Typically, fully-fledged platforms take care of such important tasks:

  • connectivity or ensuring smooth data streaming and interactions between all IoT components;
  • device management, which enables you to control and configure each piece of hardware in the IoT network as well as update software running on devices and gateways;
  • data management, including data collection, processing, and storage;
  • data analysis for extracting valuable patterns with machine learning, predictive analytics, and other methods;
  • visualization or displaying data findings in the form of charts, graphs, 2D or 3D models;
  • digital twin or creating the virtual representation of a device;
  • IoT app development — platforms provide a workspace with a set of tools and templates to speed up app designing; and
  • edge/fog computing — the practice of processing and storing data on devices, microcontrollers, gateways, and other IoT nodes to reduce the burden on cloud servers.

Application layer: software solutions for users

IoT software solutions allow end users to gain data insights, monitor and control devices, and, generally, manipulate the physical world through the IoT platform from computers and/or smartphones. Applications can be built on top of the IoT platform or integrated with it through APIs.

Now, with the place of IoT platforms in the connected ecosystem more clearly defined, let’s concentrate on their functions, options available on the market, and how to choose between them.

Possible solutions

The proposed architecture of a generic IoT system can be visualized as below:

IoT Generic Platform - Microservice Architecture
Figure 3: IoT Generic Platform - Microservice Architecture

There are multiple components in the architecture.
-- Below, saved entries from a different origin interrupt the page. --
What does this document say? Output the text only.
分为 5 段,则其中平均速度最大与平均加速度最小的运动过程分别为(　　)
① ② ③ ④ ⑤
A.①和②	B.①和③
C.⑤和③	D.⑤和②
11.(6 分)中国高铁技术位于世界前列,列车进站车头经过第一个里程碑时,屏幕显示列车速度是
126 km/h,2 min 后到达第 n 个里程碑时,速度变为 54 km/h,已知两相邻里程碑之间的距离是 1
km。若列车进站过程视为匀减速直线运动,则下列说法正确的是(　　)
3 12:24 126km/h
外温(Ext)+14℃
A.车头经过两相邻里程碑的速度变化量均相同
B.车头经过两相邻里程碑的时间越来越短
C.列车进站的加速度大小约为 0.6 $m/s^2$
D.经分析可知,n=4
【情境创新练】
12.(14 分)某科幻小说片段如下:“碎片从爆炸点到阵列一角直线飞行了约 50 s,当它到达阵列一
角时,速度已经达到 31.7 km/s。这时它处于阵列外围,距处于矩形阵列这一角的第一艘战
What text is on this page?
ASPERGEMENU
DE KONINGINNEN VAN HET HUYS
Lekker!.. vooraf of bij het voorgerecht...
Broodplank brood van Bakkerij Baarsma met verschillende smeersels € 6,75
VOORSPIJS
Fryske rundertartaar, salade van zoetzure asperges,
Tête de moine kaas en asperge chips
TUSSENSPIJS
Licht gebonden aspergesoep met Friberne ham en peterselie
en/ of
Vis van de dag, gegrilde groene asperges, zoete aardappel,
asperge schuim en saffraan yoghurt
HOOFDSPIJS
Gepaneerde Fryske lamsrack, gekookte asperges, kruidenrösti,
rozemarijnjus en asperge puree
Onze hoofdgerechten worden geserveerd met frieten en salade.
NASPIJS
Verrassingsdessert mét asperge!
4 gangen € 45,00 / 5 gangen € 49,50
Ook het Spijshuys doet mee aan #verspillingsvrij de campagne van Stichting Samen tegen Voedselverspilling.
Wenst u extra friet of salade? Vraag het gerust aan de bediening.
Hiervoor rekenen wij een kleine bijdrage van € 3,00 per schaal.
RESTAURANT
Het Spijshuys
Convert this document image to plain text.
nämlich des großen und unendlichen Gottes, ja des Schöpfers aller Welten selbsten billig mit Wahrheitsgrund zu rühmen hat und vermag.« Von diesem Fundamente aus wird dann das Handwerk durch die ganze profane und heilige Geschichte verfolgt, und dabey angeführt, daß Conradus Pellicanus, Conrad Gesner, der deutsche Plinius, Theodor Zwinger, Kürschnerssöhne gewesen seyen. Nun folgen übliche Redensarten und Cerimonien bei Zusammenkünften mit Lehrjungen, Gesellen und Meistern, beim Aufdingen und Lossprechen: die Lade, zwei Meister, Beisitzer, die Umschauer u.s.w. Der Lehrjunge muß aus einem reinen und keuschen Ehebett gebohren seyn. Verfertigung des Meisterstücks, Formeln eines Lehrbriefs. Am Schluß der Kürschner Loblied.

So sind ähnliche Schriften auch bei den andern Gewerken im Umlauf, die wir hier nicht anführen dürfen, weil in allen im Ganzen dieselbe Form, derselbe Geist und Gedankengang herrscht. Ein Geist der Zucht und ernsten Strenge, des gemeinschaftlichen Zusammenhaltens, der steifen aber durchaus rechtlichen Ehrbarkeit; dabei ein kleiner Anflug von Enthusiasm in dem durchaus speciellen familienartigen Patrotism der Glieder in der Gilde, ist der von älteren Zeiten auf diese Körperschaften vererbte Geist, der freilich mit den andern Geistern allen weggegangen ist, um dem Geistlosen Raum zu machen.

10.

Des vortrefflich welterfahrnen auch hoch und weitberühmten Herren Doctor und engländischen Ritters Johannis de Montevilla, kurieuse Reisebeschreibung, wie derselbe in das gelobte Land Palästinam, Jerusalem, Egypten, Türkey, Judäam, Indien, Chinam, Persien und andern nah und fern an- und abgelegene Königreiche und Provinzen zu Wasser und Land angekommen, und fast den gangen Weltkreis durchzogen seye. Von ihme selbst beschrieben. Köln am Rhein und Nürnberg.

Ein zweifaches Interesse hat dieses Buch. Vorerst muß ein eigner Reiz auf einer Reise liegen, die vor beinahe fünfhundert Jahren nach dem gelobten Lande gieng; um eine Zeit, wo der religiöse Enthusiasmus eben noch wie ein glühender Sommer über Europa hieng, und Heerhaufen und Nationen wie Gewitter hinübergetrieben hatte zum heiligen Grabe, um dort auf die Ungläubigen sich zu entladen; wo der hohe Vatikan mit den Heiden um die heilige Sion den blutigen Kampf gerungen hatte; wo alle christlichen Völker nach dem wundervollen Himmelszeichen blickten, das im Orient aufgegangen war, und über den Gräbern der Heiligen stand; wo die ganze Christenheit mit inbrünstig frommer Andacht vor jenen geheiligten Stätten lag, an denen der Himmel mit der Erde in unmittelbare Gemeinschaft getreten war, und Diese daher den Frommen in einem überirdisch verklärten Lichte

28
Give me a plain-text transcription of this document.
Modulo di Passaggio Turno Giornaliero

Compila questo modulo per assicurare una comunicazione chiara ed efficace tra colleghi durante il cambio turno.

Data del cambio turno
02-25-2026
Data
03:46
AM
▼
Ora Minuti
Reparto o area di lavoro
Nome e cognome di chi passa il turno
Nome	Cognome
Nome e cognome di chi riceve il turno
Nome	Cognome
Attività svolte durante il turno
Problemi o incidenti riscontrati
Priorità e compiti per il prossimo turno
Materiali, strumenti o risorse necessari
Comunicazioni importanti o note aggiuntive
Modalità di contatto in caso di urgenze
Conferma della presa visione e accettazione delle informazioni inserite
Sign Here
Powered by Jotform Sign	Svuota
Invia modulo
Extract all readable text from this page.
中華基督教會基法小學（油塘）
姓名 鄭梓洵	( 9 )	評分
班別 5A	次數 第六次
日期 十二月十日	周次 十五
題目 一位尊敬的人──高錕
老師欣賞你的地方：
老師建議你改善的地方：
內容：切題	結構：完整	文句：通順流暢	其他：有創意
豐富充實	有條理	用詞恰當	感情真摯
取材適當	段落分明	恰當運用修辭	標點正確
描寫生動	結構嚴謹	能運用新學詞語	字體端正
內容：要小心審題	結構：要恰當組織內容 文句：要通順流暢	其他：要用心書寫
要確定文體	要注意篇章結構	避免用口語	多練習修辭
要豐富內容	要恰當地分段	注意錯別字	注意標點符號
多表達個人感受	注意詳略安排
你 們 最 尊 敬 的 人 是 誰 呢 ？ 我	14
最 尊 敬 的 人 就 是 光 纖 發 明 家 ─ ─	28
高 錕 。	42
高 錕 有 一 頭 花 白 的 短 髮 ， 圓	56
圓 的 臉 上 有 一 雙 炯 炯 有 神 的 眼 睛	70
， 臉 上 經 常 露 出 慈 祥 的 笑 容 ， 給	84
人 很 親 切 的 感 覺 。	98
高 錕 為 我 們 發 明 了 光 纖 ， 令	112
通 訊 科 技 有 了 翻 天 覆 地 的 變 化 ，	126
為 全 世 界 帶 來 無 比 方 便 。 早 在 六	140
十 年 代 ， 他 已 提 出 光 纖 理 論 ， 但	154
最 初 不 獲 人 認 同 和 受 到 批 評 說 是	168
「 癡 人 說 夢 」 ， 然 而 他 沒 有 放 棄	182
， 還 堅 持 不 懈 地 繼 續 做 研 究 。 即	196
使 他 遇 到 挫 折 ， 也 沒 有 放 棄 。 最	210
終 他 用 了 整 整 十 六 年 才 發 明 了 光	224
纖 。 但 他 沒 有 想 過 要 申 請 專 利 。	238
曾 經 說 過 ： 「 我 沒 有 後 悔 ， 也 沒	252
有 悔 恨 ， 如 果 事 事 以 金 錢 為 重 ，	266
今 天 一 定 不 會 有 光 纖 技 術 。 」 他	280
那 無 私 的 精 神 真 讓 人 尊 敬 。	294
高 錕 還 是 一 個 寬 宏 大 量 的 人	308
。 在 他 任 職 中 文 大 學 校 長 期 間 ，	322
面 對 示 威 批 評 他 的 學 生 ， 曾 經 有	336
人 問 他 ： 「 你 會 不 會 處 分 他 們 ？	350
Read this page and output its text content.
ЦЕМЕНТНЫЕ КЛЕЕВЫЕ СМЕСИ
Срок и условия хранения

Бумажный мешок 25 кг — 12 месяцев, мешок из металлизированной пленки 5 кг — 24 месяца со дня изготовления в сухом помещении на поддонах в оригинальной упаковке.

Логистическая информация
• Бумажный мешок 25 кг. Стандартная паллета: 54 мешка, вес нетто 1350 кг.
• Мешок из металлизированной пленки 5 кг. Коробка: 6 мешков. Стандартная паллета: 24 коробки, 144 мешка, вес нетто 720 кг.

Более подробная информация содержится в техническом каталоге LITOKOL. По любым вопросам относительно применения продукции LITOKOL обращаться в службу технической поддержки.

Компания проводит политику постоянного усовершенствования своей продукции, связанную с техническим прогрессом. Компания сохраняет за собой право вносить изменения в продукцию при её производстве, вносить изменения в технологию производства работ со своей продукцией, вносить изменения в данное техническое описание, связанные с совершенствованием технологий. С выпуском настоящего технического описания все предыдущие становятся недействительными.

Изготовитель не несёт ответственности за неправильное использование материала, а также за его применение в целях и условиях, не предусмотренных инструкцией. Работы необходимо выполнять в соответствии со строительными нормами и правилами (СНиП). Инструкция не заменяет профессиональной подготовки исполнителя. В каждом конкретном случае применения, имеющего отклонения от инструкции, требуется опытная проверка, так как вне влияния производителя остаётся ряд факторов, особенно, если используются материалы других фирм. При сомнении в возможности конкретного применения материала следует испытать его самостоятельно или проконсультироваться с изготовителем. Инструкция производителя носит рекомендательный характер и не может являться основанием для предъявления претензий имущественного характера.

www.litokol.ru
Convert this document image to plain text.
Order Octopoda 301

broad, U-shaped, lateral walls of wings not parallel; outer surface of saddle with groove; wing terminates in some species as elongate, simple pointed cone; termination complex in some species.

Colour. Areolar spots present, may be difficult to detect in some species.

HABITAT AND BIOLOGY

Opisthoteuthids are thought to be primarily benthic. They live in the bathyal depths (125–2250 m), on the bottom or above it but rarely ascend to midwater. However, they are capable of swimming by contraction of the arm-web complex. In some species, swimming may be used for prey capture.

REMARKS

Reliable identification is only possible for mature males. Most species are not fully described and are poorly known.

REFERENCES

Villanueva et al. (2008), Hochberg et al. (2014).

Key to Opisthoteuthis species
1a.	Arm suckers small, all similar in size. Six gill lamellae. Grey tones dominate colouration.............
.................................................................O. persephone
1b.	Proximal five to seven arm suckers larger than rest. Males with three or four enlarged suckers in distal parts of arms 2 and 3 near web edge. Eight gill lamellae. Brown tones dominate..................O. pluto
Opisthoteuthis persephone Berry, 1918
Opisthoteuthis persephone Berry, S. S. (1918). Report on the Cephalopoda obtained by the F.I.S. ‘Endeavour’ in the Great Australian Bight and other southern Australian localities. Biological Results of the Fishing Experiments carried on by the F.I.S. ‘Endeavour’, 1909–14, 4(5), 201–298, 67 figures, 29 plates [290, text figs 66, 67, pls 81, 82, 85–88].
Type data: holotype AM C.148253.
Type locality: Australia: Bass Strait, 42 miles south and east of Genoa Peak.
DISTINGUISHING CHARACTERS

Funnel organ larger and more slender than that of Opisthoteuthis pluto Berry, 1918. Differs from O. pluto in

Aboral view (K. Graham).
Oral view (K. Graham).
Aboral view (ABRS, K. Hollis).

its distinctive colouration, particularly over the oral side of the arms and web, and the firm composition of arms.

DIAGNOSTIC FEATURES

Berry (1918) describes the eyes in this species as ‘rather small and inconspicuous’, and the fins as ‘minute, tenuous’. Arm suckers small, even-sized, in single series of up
A quick view of the components as the list given below:

  1. Sensors / Edges
    • Sensor / Edge Driven
      • Broker (EMQX / KAFKA)
      • HTTP
    • Host Driven
      • Trigger (i.e: serverless azure function) / Scheduler (hangfire, Quartz)
  2. Data Source Gateway
  3. Extract Transform Load (ETL) engine
  4. Database
    • Relational: (PostgreSQL with Timescale DB / SQL Server)
    • No-SQL: Redis
  5. App Tier
    • API
    • Redis
    • Lazy Cache
  6. Web Tier
    • Web Apps / Mobile Apps
    • Grafana
    • Angular / React
  7. Separate Internal Messaging Broker
    • EMQX / MQTT / Kafka
  8. Notification Hub
    • Redis as its own DB
    • Alert Rules
    • Notify
      • Email
      • SMS
      • Push Notification
  9. End User

Future Considerations:

  1. IP whitelist from the sources to tighten the data flow.
  2. Compress and encrypt the payload during communication.


Above architecture is a proposed generic solution architecture to start with, but based on domain and requirements the actual system, design components may vary.